Are You Giving Yourself Enough Running Room on Trades?

Based on discussions and from seeing the strategies many novice traders are operating off of, there is one thing that stands out. Successful traders are getting out of their trades just as novice traders are getting in.

Successful trades look for open spaces where the price can run, and when the price looks like it will turn and head into one of those open spaces, these traders jump in. Successful traders are also out of their trades before the price hits potential support or resistance areas. When the price reaches those support or resistance areas this is where novice traders start to get interested, looking for breakouts.

Unfortunately most novice traders believe they are trading the open spaces, but often it is a lack of perspective which leads them astray.

Figure 1 shows an hourly chart of the GBPJPY. This concept applies to all time frames.

Figure 1. GBPYJPY Hourly Chart (click to enlarge)


First notice a few things about the chart.

  • I have drawn a very crude trend channel establishing the price direction on this time frame.
  • I have tried to draw the channel through major tops and bottoms, drawing the channel smaller than it actually is. I have reduced the open space and in doing so make my expectations conservative. I only assume the price will run to my conservative trendlines.
  • I have highlight a major resistance area which forms a nice entry area for when the price pops back into it (as it did on May 13).
  • The price enters the resistance area while in a downward trend channel.
  • By taking a trade at the top of the channel–and I can only assume the channel will continue since there is nothing to indicate otherwise (yet)–the price has loads of room to fall back to the bottom of the channel, but very little room to run higher based on resistance and the channel top.
  • Novice traders like to go long after a strong run (like in the resistance area) or at the bottom of the channel expecting an even more severe decline. But we can’t just assume that because we took a position the market will do what we want.

Here’s the thought process for the trade.

  • Where is the price in the structure (channel)? And is it a downtrend or uptrend? If the channel is down, I want to short near the top of it, or on a pullback within the channel where there is enough room for the price to run to the bottom. If the price is right at the bottom of a downward trend channel, I leave the trade alone.

If the channel is up, I want to go long near the bottom of the channel, or on a pullback within the channel where there is enough room for the price to run to the top of the (conservative) channel.

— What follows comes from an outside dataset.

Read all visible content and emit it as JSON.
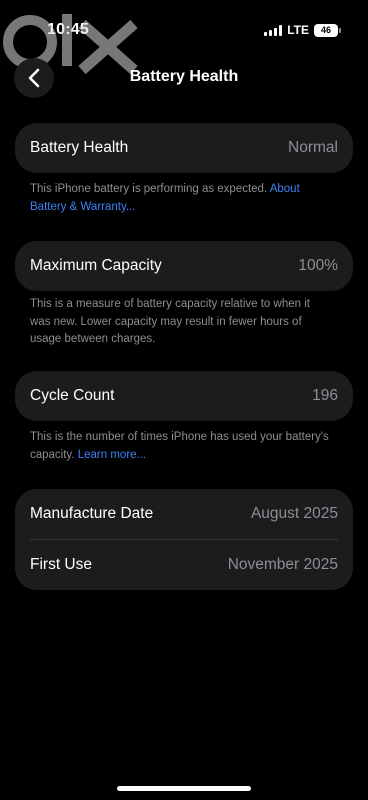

When the price recently moved to the top of the channel, even though it just had a very strong run up I wanted to get short. I did so in the resistance area (see The Valley Floor Trading Approach).

Now the price is near the middle of the channel. There is resistance above, and still room to move to the downside, so I still prefer being short (buying puts).

Here’s an overall thought process to keep in mind

  • I don’t know which way the market will go. It could move higher, and that is ok, I will just have a losing trade. But more often than not this process of looking for open spaces works. I trust the structures the market is moving within, until there is evidence to the contrary.

Evidence to the contrary includes: instead of the price dropping it rallies above the prior high, and moves above the resistance area. If that occurs, the structure has changed and I need to adapt. I then go through this whole process again; draw new lines based on new channels that are forming and once again look for open spaces I can trade.

Final Word

Draw “conservative” price structures on your chart. Typically I find when I draw lines most often I see channels, wedges or triangles. These help establish resistance and support areas. Assume these areas will hold until proven otherwise. That means trade in the direction of the trend, in conjunction with the structure, and only when there is lots of room for the trade to run in your direction. This requires a leap of faith, but such leaps often provide fantastic prices. As always, make sure you have a well defined method of managing risk and picking your entries (and exits if trading traditional markets)…and go through the same process (mental and physical) each time you place a trade.